My breathing stopped coming easy.
“Why was that your reaction, Wyn?” he asked.
I reverted to our subject.
“How about you sit Sabre down and tell him to be careful about any communications with Myrna, that the breakup was difficult, and she wasn’t handling it very well. And that she’d done some things that were shady, and he needed to be cautious. And then see if she fades away. If she doesn’t, you can take a different course of action.”
“Good advice, as ever, babe, but you didn’t answer my question.”
“Remy—”
“I fucked up.”
Oh God, oh God, oh God.
I couldn’t do this.
“Remy—”
“I fucked us up.”
Right.
I was incorrect.
This wasn’t just about Sabre.
It was about us.
And I was not ready.
“Stop talking, Remy,” I snapped.
“I got involved with an awful woman who very nearly managed to shift the course of my life irrevocably because I was completely lost without you.”
Hang on a second.
My voice was rising now in an angry way when I declared, “That is not my fault.”
“I didn’t say it was,” he returned. “That’s all on me. It all isn’t on me. But that sure as fuck is.”
“What do you mean it isn’t all on you?”
“The end of us. I shouldn’t have left. I should have stayed. We should have worked it out. But that isn’t entirely on me, even if this is.”
He’d just said it was him, I wasn’t the one who fucking left.
I didn’t remind him of that.
“Remy, we’re done, divorced, over. This conversation should have happened three years ago. It’s too late now.”
“Really? Is that why you just nearly lost your mind when you heard someone was fucking with me?” he demanded. “Is that why you saw I was struggling earlier, and you shifted right out of being pissed at your son for pulling shit and you got worried about me?”
“Our divorce doesn’t erase our years together,” I retorted.
“Bullshit,” he shot back. “It’s not about history or you giving some minimal shit about me. The kind of love we have never dies.”
I took a step back.
“Do not retreat from this, Wyn,” he growled.
“You need to leave,” I whispered.
He threw both of his long arms wide, and it seemed his presence filled the room.
Definitely having trouble breathing because he’d just taken all the air.
“We need to talk this shit out…finally,” he decreed.
“The finality of this happened three years ago, Remy!” I shouted.
“Yeah? So you got the answers to all our questions?”
“I—”
“What was my goal, that I failed at, when I vowed to link my life to yours?” he demanded. “When I stood before a man of God and made you mine?”
I had no idea what he was talking about.
“Failed at? You mean by leaving?”
“No,” he gritted. “I mean by not taking care of you.”
“What?” I breathed, now totally perplexed.
He’d never—never—not taken care of me.
Not until he walked out.
“And what were you missing that I needed that you didn’t give me?” he asked tersely.
That question felt like a spear punctured my chest.

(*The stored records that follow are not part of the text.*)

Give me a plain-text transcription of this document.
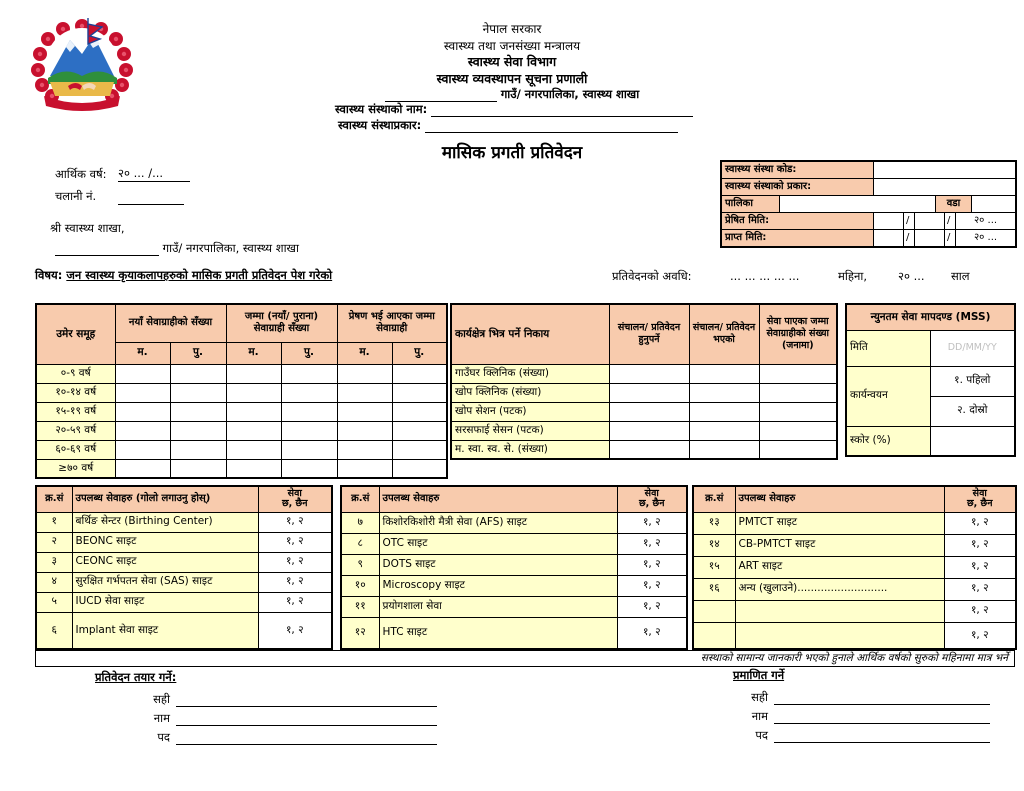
नेपाल सरकार
स्वास्थ्य तथा जनसंख्या मन्त्रालय
स्वास्थ्य सेवा विभाग
स्वास्थ्य व्यवस्थापन सूचना प्रणाली
गाउँ/ नगरपालिका, स्वास्थ्य शाखा
स्वास्थ्य संस्थाको नाम:
स्वास्थ्य संस्थाप्रकार:
मासिक प्रगती प्रतिवेदन
आर्थिक वर्ष: २० ... /...
चलानी नं.
श्री स्वास्थ्य शाखा,
गाउँ/ नगरपालिका, स्वास्थ्य शाखा
विषय: जन स्वास्थ्य कृयाकलापहरुको मासिक प्रगती प्रतिवेदन पेश गरेको	प्रतिवेदनको अवधि:	... ... ... ... ...	महिना,	२० ... साल
स्वास्थ्य संस्था कोड:
स्वास्थ्य संस्थाको प्रकार:
पालिका	वडा
प्रेषित मिति:	/	/	२० ...
प्राप्त मिति:	/	/	२० ...
उमेर समूह	नयाँ सेवाग्राहीको सँख्या		जम्मा (नयाँ/ पुराना) सेवाग्राही सँख्या		प्रेषण भई आएका जम्मा सेवाग्राही	
	म.	पु.	म.	पु.	म.	पु.
०-९ वर्ष						
१०-१४ वर्ष						
१५-१९ वर्ष						
२०-५९ वर्ष						
६०-६९ वर्ष						
≥७० वर्ष						
कार्यक्षेत्र भित्र पर्ने निकाय	संचालन/ प्रतिवेदन हुनुपर्ने	संचालन/ प्रतिवेदन भएको	सेवा पाएका जम्मा सेवाग्राहीको संख्या (जनामा)
गाउँघर क्लिनिक (संख्या)			
खोप क्लिनिक (संख्या)			
खोप सेशन (पटक)			
सरसफाई सेसन (पटक)			
म. स्वा. स्व. से. (संख्या)			
न्युनतम सेवा मापदण्ड (MSS)	
मिति	DD/MM/YY
कार्यन्वयन	१. पहिलो
	२. दोस्रो
स्कोर (%)	
क्र.सं	उपलब्ध सेवाहरु (गोलो लगाउनु होस्)	सेवा
छ, छैन
१	बर्थिङ सेन्टर (Birthing Center)	१, २
२	BEONC साइट	१, २
३	CEONC साइट	१, २
४	सुरक्षित गर्भपतन सेवा (SAS) साइट	१, २
५	IUCD सेवा साइट	१, २
६	Implant सेवा साइट	१, २
क्र.सं	उपलब्ध सेवाहरु	सेवा
छ, छैन
७	किशोरकिशोरी मैत्री सेवा (AFS) साइट	१, २
८	OTC साइट	१, २
९	DOTS साइट	१, २
१०	Microscopy साइट	१, २
११	प्रयोगशाला सेवा	१, २
१२	HTC साइट	१, २
क्र.सं	उपलब्ध सेवाहरु	सेवा
छ, छैन
१३	PMTCT साइट	१, २
१४	CB-PMTCT साइट	१, २
१५	ART साइट	१, २
१६	अन्य (खुलाउने)...........................	१, २
		१, २
		१, २
सस्थाको सामान्य जानकारी भएको हुनाले आर्थिक वर्षको सुरुको महिनामा मात्र भर्ने
प्रतिवेदन तयार गर्ने:
सही
नाम
पद
प्रमाणित गर्ने
सही
नाम
पद
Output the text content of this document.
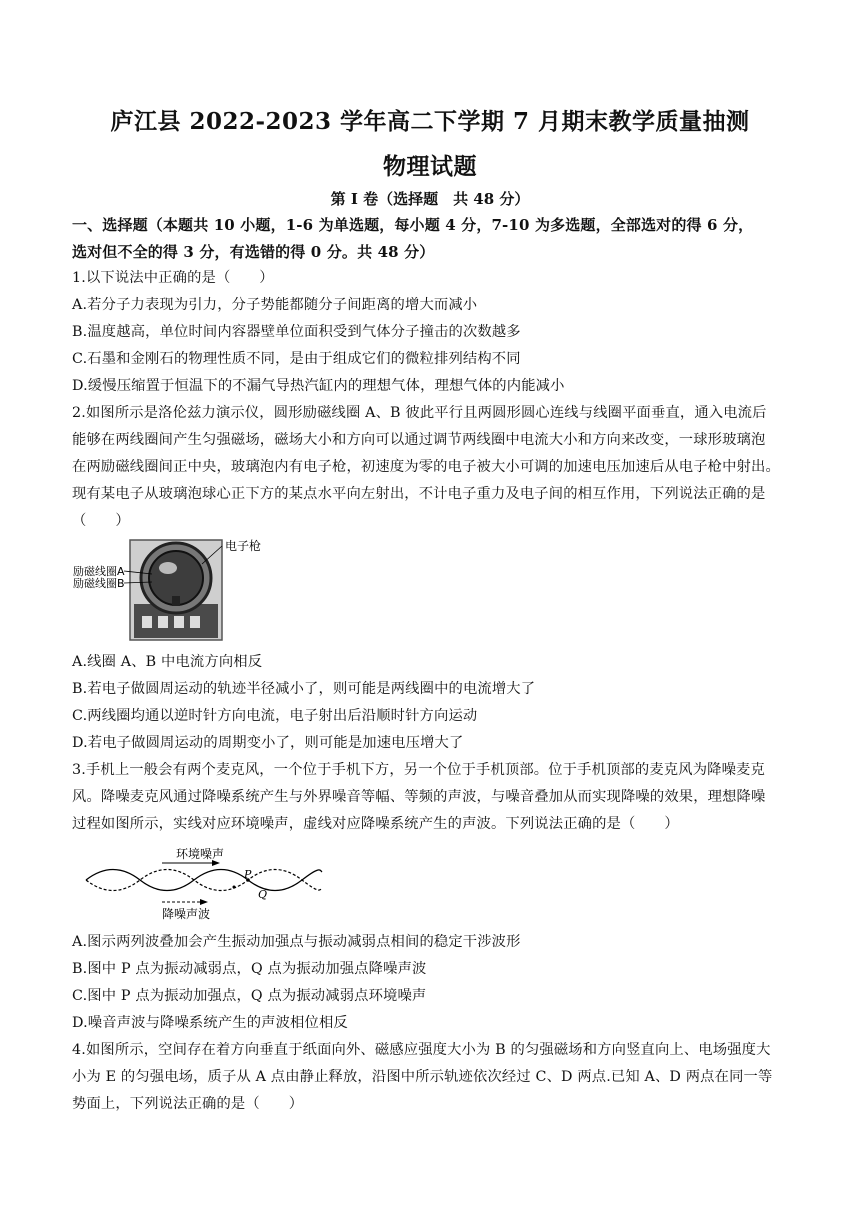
庐江县 2022-2023 学年高二下学期 7 月期末教学质量抽测
物理试题
第 I 卷（选择题　共 48 分）
一、选择题（本题共 10 小题，1-6 为单选题，每小题 4 分，7-10 为多选题，全部选对的得 6 分，
选对但不全的得 3 分，有选错的得 0 分。共 48 分）
1.以下说法中正确的是（　　）
A.若分子力表现为引力，分子势能都随分子间距离的增大而减小
B.温度越高，单位时间内容器壁单位面积受到气体分子撞击的次数越多
C.石墨和金刚石的物理性质不同，是由于组成它们的微粒排列结构不同
D.缓慢压缩置于恒温下的不漏气导热汽缸内的理想气体，理想气体的内能减小
2.如图所示是洛伦兹力演示仪，圆形励磁线圈 A、B 彼此平行且两圆形圆心连线与线圈平面垂直，通入电流后
能够在两线圈间产生匀强磁场，磁场大小和方向可以通过调节两线圈中电流大小和方向来改变，一球形玻璃泡
在两励磁线圈间正中央，玻璃泡内有电子枪，初速度为零的电子被大小可调的加速电压加速后从电子枪中射出。
现有某电子从玻璃泡球心正下方的某点水平向左射出，不计电子重力及电子间的相互作用，下列说法正确的是
（　　）
励磁线圈A
励磁线圈B
电子枪
A.线圈 A、B 中电流方向相反
B.若电子做圆周运动的轨迹半径减小了，则可能是两线圈中的电流增大了
C.两线圈均通以逆时针方向电流，电子射出后沿顺时针方向运动
D.若电子做圆周运动的周期变小了，则可能是加速电压增大了
3.手机上一般会有两个麦克风，一个位于手机下方，另一个位于手机顶部。位于手机顶部的麦克风为降噪麦克
风。降噪麦克风通过降噪系统产生与外界噪音等幅、等频的声波，与噪音叠加从而实现降噪的效果，理想降噪
过程如图所示，实线对应环境噪声，虚线对应降噪系统产生的声波。下列说法正确的是（　　）
环境噪声
P
Q
降噪声波
A.图示两列波叠加会产生振动加强点与振动减弱点相间的稳定干涉波形
B.图中 P 点为振动减弱点，Q 点为振动加强点降噪声波
C.图中 P 点为振动加强点，Q 点为振动减弱点环境噪声
D.噪音声波与降噪系统产生的声波相位相反
4.如图所示，空间存在着方向垂直于纸面向外、磁感应强度大小为 B 的匀强磁场和方向竖直向上、电场强度大
小为 E 的匀强电场，质子从 A 点由静止释放，沿图中所示轨迹依次经过 C、D 两点.已知 A、D 两点在同一等
势面上，下列说法正确的是（　　）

“What did you need?” I asked softly.
He emphasized his point. “So you don’t have all our answers?”
“Stop doing this,” I begged.
“No, Wyn, it’s too fucking important and too much goddamned time has been lost,” he denied me. “If you did not give a shit about us, about me, you would not look like you look right now. You would not get up in my face defending Manon’s overspending, forbidding Yves’s underage drinking, and you’d find other ways to tell me what you do to our house is no longer any of my business. Not sharing that after spending half an hour shouting at me about it.”